Aerial Silks – Aerial silks is similar to the hammock, but you’re suspending yourself from two separate silks, meaning that you’ll need to use strength and twisting and wrapping techniques to keep yourself in the air rather than  using a hammock for support. It’s a great way to combine strength with dance, and is great for adrenaline junkies!

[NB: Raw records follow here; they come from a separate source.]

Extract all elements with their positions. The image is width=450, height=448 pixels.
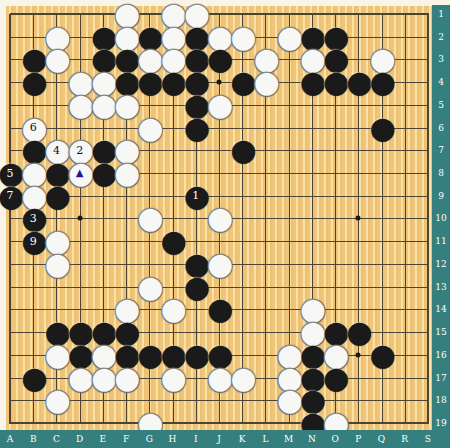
stone-black: ● [207,297,231,321]
column-label: N [308,435,316,444]
stone-black: ● [346,320,370,344]
column-label: A [7,435,14,444]
stone-black: ● [184,116,208,140]
stone-white: ● [91,93,115,117]
row-label: 3 [438,55,444,64]
stone-white: ● [161,366,185,390]
row-label: 1 [438,10,444,19]
row-label: 12 [435,259,446,268]
stone-white: ● [137,116,161,140]
row-label: 9 [438,191,444,200]
stone-black: ● [323,70,347,94]
go-diagram-screen: ●●●●●●●●●●●●●●●●●●●●●●●●●●●●●●●●●●●●●●●●… [0,0,450,448]
stone-white: ● [68,366,92,390]
stone-black: ● [370,70,394,94]
column-label: L [262,435,268,444]
stone-white: ● [230,25,254,49]
grid-line-vertical [405,14,406,424]
move-number-label: 1 [184,184,208,208]
stone-black: ●1 [184,184,208,208]
grid-line-horizontal [10,400,429,401]
row-label: 14 [435,305,446,314]
row-label: 5 [438,100,444,109]
row-label: 17 [435,373,446,382]
stone-white: ● [137,206,161,230]
stone-white: ● [114,161,138,185]
row-label: 10 [435,214,446,223]
stone-black: ● [21,366,45,390]
stone-black: ● [184,275,208,299]
stone-white: ● [137,275,161,299]
stone-black: ● [137,343,161,367]
column-label: E [100,435,107,444]
grid-line-vertical [427,14,429,424]
stone-white: ●▲ [68,161,92,185]
row-label: 13 [435,282,446,291]
grid-line-horizontal [10,241,429,242]
star-point [356,216,361,221]
grid-line-horizontal [10,422,429,424]
stone-black: ● [370,343,394,367]
stone-white: ● [277,25,301,49]
column-label: O [331,435,338,444]
stone-white: ● [114,93,138,117]
stone-white: ● [68,93,92,117]
stone-white: ● [44,343,68,367]
stone-white: ● [277,388,301,412]
stone-black: ● [91,161,115,185]
stone-white: ● [114,366,138,390]
column-label: B [30,435,37,444]
stone-black: ● [21,70,45,94]
column-label: K [239,435,246,444]
row-label: 11 [435,237,446,246]
go-board[interactable]: ●●●●●●●●●●●●●●●●●●●●●●●●●●●●●●●●●●●●●●●●… [6,6,432,430]
stone-black: ●7 [0,184,22,208]
column-label: J [217,435,221,444]
row-label: 15 [435,328,446,337]
stone-white: ● [207,252,231,276]
stone-white: ● [207,93,231,117]
column-label: G [146,435,153,444]
star-point [356,352,361,357]
move-number-label: 9 [21,229,45,253]
row-label: 2 [438,32,444,41]
stone-black: ● [184,343,208,367]
column-label: S [425,435,431,444]
row-label: 16 [435,350,446,359]
stone-white: ● [253,70,277,94]
star-point [216,80,221,85]
stone-black: ● [230,70,254,94]
column-label: Q [378,435,385,444]
triangle-marker-icon: ▲ [68,161,92,185]
row-label: 18 [435,396,446,405]
stone-white: ● [207,366,231,390]
stone-black: ● [207,47,231,71]
stone-white: ● [44,388,68,412]
grid-line-horizontal [10,287,429,288]
column-label: I [194,435,198,444]
stone-black: ● [161,229,185,253]
column-label: H [169,435,177,444]
stone-black: ● [230,138,254,162]
column-label: C [53,435,60,444]
stone-black: ● [161,70,185,94]
column-label: M [284,435,293,444]
stone-white: ● [44,47,68,71]
stone-white: ● [44,252,68,276]
row-label: 19 [435,418,446,427]
stone-black: ● [44,184,68,208]
star-point [77,216,82,221]
column-label: F [123,435,129,444]
stone-white: ● [91,366,115,390]
column-label: P [355,435,361,444]
stone-black: ●9 [21,229,45,253]
stone-black: ● [370,116,394,140]
column-label: D [76,435,83,444]
stone-black: ● [323,366,347,390]
move-number-label: 7 [0,184,22,208]
stone-black: ● [300,70,324,94]
stone-black: ● [346,70,370,94]
row-label: 4 [438,78,444,87]
column-label: R [401,435,408,444]
stone-white: ● [207,206,231,230]
stone-white: ● [161,297,185,321]
stone-white: ● [230,366,254,390]
stone-black: ● [137,70,161,94]
row-label: 6 [438,123,444,132]
row-label: 8 [438,169,444,178]
row-label: 7 [438,146,444,155]
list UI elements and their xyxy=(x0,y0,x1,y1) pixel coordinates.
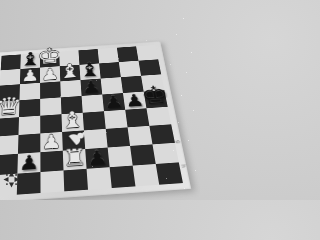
square-b3 xyxy=(18,133,40,153)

Benefits of Aerial Workouts

It turns out that hanging gets you some serious benefits like:

  • Decompressing – all those inversions help to decompress and elongate your spine.
  • Require all of your attention, helping to connect your mind and body
  • Build strength in your total body
  • Greater Flexibility
  • Core strength
  • Body awareness

What to Wear

  • Form-fitting but comfortable clothing – you want to ensure that nothing gets stuck in the sling, but you don’t want to wear overly tight clothing because it can be uncomfortable
  • Barefoot is best!
  • Remove all jewelry, as it may get caught in the sling
  • Avoid using hand lotion prior to class to prevent slipping

What to Expect

  • Getting into the hammock or silks can be a little scary.  Rest assured that they up at least 500 pounds, and many hold up to 1,000!
  • Going inverted can also be a different experience.  Experts suggest that you try at least three classes to get used to the sensation before you decide if aerial is right for you.
  • You can do a lot more than you think you can!  Aerial can be really intimidating, but the hammock really helps to support you.  If you’re able to let go and focus on having fun, you’ll likely be surprised!